Deuxième partie de l’entretien que nous a accordé le sélectionneur de la Palestine, actuellement confiné en France. Après avoir évoqué les avancées mais aussi les blocages de la sélection, le coach Ouldali parle de son groupe actuel, mais aussi de son métier, ses influences, sans oublier son admiration pour son confrère et compatriote Djamel Belmadi. Une exclusivité 2022mag.
« Coach, on continue de s’intéresser à votre équipe nationale, et au nul contre les Saoudiens ainsi que la victoire sur l’Ouzbékistan…
On était à domicile donc on a peu les préparer dans de bonnes conditions. Dans un contexte « familial » si je puis dire. L’équipe était très concentrée. On a eu le temps sur ces deux matches et le mental pour les préparer. Voilà pourquoi on a réussi à maîtriser ces deux grandes sélections. Cela reste à ce jour des résultats historiques pour l’équipe nationale palestinienne. C’est ce que j’ai dit aux joueurs : on a fait quelque chose de grand… chez nous mais pour faire quelque chose d’encore plus grand, il faut savoir voyager et rapporter des points en déplacement. C’est à ce prix qu’on sera connus et reconnus dans le football.
Quels sont vos cadres actuellement en sélection ?
J’ai deux bons gardiens de but, Rami Hamadeh et Toufic Ali, c’est la génération de 1990-94. Je peux aussi m’appuyer sur Musab Al-Battat et Abdallah Jaber en défense. J’ai actuellement un cadre blessé, Ahmad Salah (Al Masry Port-Saïd, EGY). Quant à Abdelatif Bahdari (36 ans), il termine sa carrière internationale. Mohamad Darwish, Ahmed Bassim, Odai Kharoub, Nazmi Badawi (North Carolina, USA) et Tamer Seyam (HUSA Agadir, MAR) font également partie de ce groupe. On a aussi beaucoup de petits jeunes que j’essaie de lancer dans la compétition. Ils représentent l’avenir de l’équipe nationale.
Est-il toujours aussi compliqué de les faire venir ou de voyager avec la sélection ?

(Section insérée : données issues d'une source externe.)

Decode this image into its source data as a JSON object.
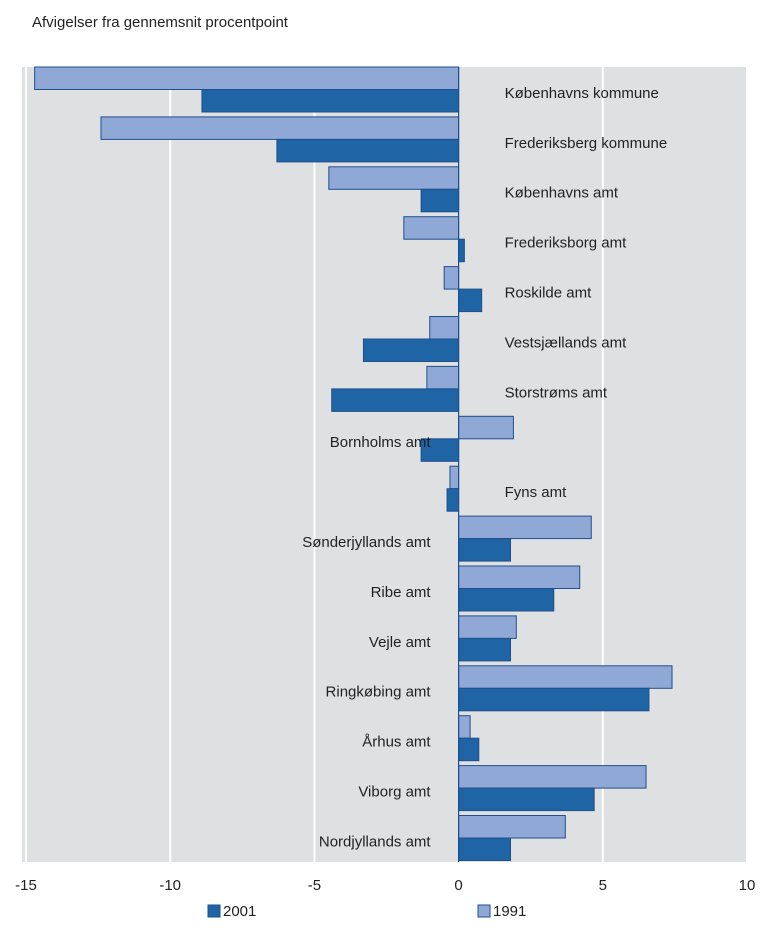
{
  "chart_data": {
    "type": "bar",
    "orientation": "horizontal",
    "title": "",
    "subtitle": "Afvigelser fra gennemsnit procentpoint",
    "xlabel": "",
    "ylabel": "",
    "xlim": [
      -15,
      10
    ],
    "xticks": [
      -15,
      -10,
      -5,
      0,
      5,
      10
    ],
    "grid": true,
    "legend": "bottom",
    "categories": [
      "Københavns kommune",
      "Frederiksberg kommune",
      "Københavns amt",
      "Frederiksborg amt",
      "Roskilde amt",
      "Vestsjællands amt",
      "Storstrøms amt",
      "Bornholms amt",
      "Fyns amt",
      "Sønderjyllands amt",
      "Ribe amt",
      "Vejle amt",
      "Ringkøbing amt",
      "Århus amt",
      "Viborg amt",
      "Nordjyllands amt"
    ],
    "series": [
      {
        "name": "1991",
        "color": "#8fa8d6",
        "values": [
          -14.7,
          -12.4,
          -4.5,
          -1.9,
          -0.5,
          -1.0,
          -1.1,
          1.9,
          -0.3,
          4.6,
          4.2,
          2.0,
          7.4,
          0.4,
          6.5,
          3.7
        ]
      },
      {
        "name": "2001",
        "color": "#1f64a4",
        "values": [
          -8.9,
          -6.3,
          -1.3,
          0.2,
          0.8,
          -3.3,
          -4.4,
          -1.3,
          -0.4,
          1.8,
          3.3,
          1.8,
          6.6,
          0.7,
          4.7,
          1.8
        ]
      }
    ],
    "colors": {
      "plot_background": "#dfe0e1",
      "grid": "#ffffff"
    }
  }
}
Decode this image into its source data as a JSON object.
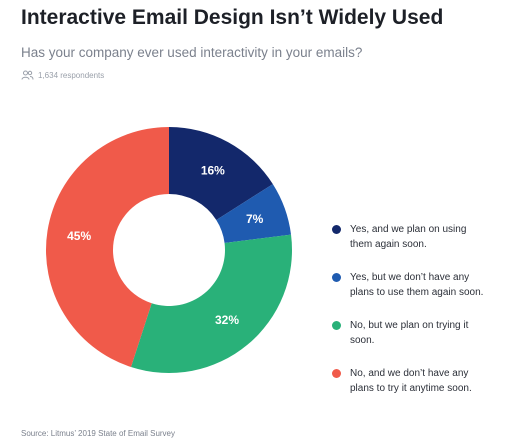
{
  "header": {
    "title": "Interactive Email Design Isn’t Widely Used",
    "subtitle": "Has your company ever used interactivity in your emails?",
    "respondents": "1,634 respondents"
  },
  "footer": {
    "source": "Source: Litmus’ 2019 State of Email Survey"
  },
  "icons": {
    "respondents": "people-icon"
  },
  "chart_data": {
    "type": "pie",
    "style": "donut",
    "title": "Interactive Email Design Isn’t Widely Used",
    "subtitle": "Has your company ever used interactivity in your emails?",
    "unit": "%",
    "legend_position": "right",
    "slices": [
      {
        "label": "Yes, and we plan on using them again soon.",
        "value": 16,
        "display": "16%",
        "color": "#13286b"
      },
      {
        "label": "Yes, but we don’t have any plans to use them again soon.",
        "value": 7,
        "display": "7%",
        "color": "#1f5bb0"
      },
      {
        "label": "No, but we plan on trying it soon.",
        "value": 32,
        "display": "32%",
        "color": "#29b179"
      },
      {
        "label": "No, and we don’t have any plans to try it anytime soon.",
        "value": 45,
        "display": "45%",
        "color": "#f05a4a"
      }
    ]
  }
}
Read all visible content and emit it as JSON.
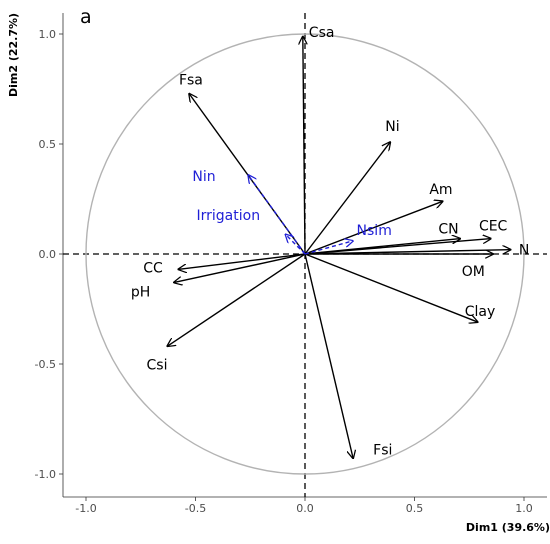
{
  "chart_data": {
    "type": "scatter",
    "panel_label": "a",
    "xlabel": "Dim1 (39.6%)",
    "ylabel": "Dim2 (22.7%)",
    "xlim": [
      -1.1,
      1.1
    ],
    "ylim": [
      -1.1,
      1.1
    ],
    "x_ticks": [
      -1.0,
      -0.5,
      0.0,
      0.5,
      1.0
    ],
    "x_tick_labels": [
      "-1.0",
      "-0.5",
      "0.0",
      "0.5",
      "1.0"
    ],
    "y_ticks": [
      -1.0,
      -0.5,
      0.0,
      0.5,
      1.0
    ],
    "y_tick_labels": [
      "-1.0",
      "-0.5",
      "0.0",
      "0.5",
      "1.0"
    ],
    "grid": false,
    "correlation_circle": true,
    "series": [
      {
        "color": "#000000",
        "line_style": "solid",
        "vectors": [
          {
            "label": "Csa",
            "x": -0.01,
            "y": 0.99
          },
          {
            "label": "Fsa",
            "x": -0.53,
            "y": 0.73
          },
          {
            "label": "Ni",
            "x": 0.39,
            "y": 0.51
          },
          {
            "label": "Am",
            "x": 0.63,
            "y": 0.24
          },
          {
            "label": "CN",
            "x": 0.71,
            "y": 0.07
          },
          {
            "label": "CEC",
            "x": 0.85,
            "y": 0.07
          },
          {
            "label": "N",
            "x": 0.94,
            "y": 0.02
          },
          {
            "label": "OM",
            "x": 0.86,
            "y": 0.0
          },
          {
            "label": "Clay",
            "x": 0.79,
            "y": -0.31
          },
          {
            "label": "Fsi",
            "x": 0.22,
            "y": -0.93
          },
          {
            "label": "Csi",
            "x": -0.63,
            "y": -0.42
          },
          {
            "label": "CC",
            "x": -0.58,
            "y": -0.07
          },
          {
            "label": "pH",
            "x": -0.6,
            "y": -0.13
          }
        ]
      },
      {
        "color": "#1f1fd6",
        "line_style": "dashed",
        "vectors": [
          {
            "label": "Nin",
            "x": -0.26,
            "y": 0.36
          },
          {
            "label": "Irrigation",
            "x": -0.09,
            "y": 0.09
          },
          {
            "label": "Nsim",
            "x": 0.22,
            "y": 0.06
          }
        ]
      }
    ]
  }
}
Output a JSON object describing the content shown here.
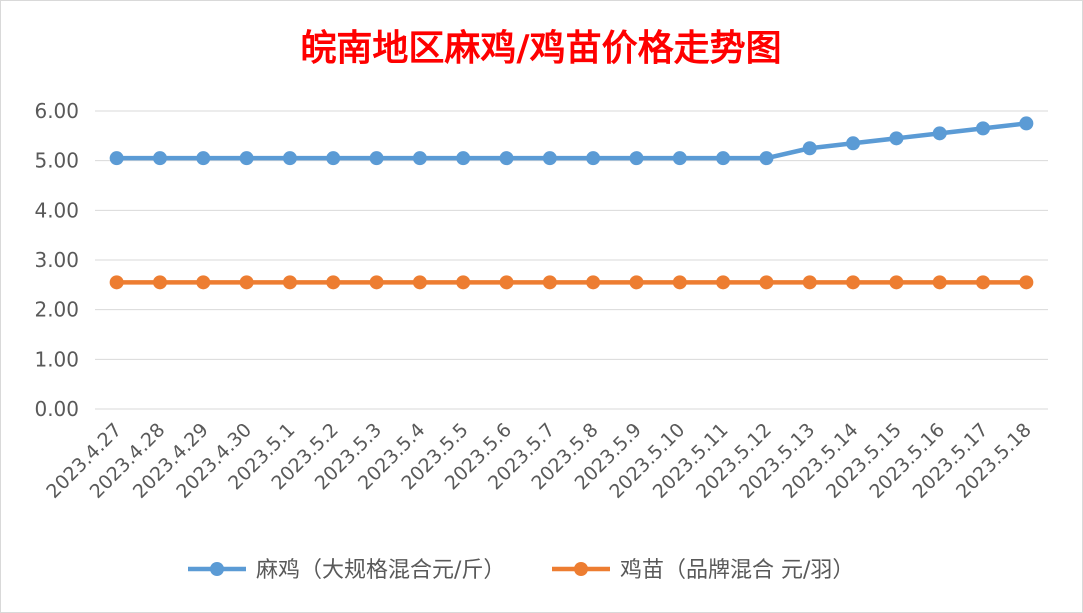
{
  "colors": {
    "title": "#ff0000",
    "gridline": "#d9d9d9",
    "tick_text": "#595959",
    "border": "#d9d9d9",
    "background": "#ffffff"
  },
  "chart_data": {
    "type": "line",
    "title": "皖南地区麻鸡/鸡苗价格走势图",
    "xlabel": "",
    "ylabel": "",
    "ylim": [
      0,
      6
    ],
    "yticks": [
      "0.00",
      "1.00",
      "2.00",
      "3.00",
      "4.00",
      "5.00",
      "6.00"
    ],
    "grid": true,
    "legend_position": "bottom",
    "categories": [
      "2023.4.27",
      "2023.4.28",
      "2023.4.29",
      "2023.4.30",
      "2023.5.1",
      "2023.5.2",
      "2023.5.3",
      "2023.5.4",
      "2023.5.5",
      "2023.5.6",
      "2023.5.7",
      "2023.5.8",
      "2023.5.9",
      "2023.5.10",
      "2023.5.11",
      "2023.5.12",
      "2023.5.13",
      "2023.5.14",
      "2023.5.15",
      "2023.5.16",
      "2023.5.17",
      "2023.5.18"
    ],
    "series": [
      {
        "name": "麻鸡（大规格混合元/斤）",
        "color": "#5b9bd5",
        "values": [
          5.05,
          5.05,
          5.05,
          5.05,
          5.05,
          5.05,
          5.05,
          5.05,
          5.05,
          5.05,
          5.05,
          5.05,
          5.05,
          5.05,
          5.05,
          5.05,
          5.25,
          5.35,
          5.45,
          5.55,
          5.65,
          5.75
        ]
      },
      {
        "name": "鸡苗（品牌混合 元/羽）",
        "color": "#ed7d31",
        "values": [
          2.55,
          2.55,
          2.55,
          2.55,
          2.55,
          2.55,
          2.55,
          2.55,
          2.55,
          2.55,
          2.55,
          2.55,
          2.55,
          2.55,
          2.55,
          2.55,
          2.55,
          2.55,
          2.55,
          2.55,
          2.55,
          2.55
        ]
      }
    ]
  }
}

Effectivement, je n’ai pas vraiment évoqué les difficultés liées à l’occupation. Mais il est difficile de faire entrer des joueurs, surtout ceux basés à Gaza. C’est un grand problème pour moi. Si je les convoque, ils ne peuvent pas venir. Ou alors, très difficilement, parfois à la dernière minute. Bref, le problème existe toujours malheureusement, essentiellement pour les garçons de Gaza.
En tant qu’entraîneur et sélectionneur, quelles sont les particularités/difficultés d’entraîner une sélection comme la Palestine ?
Déjà, c’est un plaisir d’entraîner cette sélection malgré les difficultés. Je pense qu’aucun sélectionneur au monde actuellement ne les rencontre ! On peut inventer avec cette équipe le management de l’exception, le management de l’inconnu, le management des choses invisibles qui peuvent nous arriver. Quand on prépare nos échéances, on est en prise avec beaucoup de questions. On prend des marges immenses. On ne sait jamais où on va arriver en vols. Est-ce que le pont Allenby (King Hussein Bridge, qui matérialise la frontière entre la Jordanie et la Cisjordanie, NDLR) sera fermé ? Beaucoup de questions à chaque fois. Aura-t-on les quatorze meilleurs cadres de la sélection ? Est-ce que, sur une liste de 35 présélectionnés, aurais-je 18 ou19 joueurs ? Du coup, je pars toujours avec 30% d’inconnu du fait que le pays soit sous occupation. Voilà pourquoi je fais un management de l’exception.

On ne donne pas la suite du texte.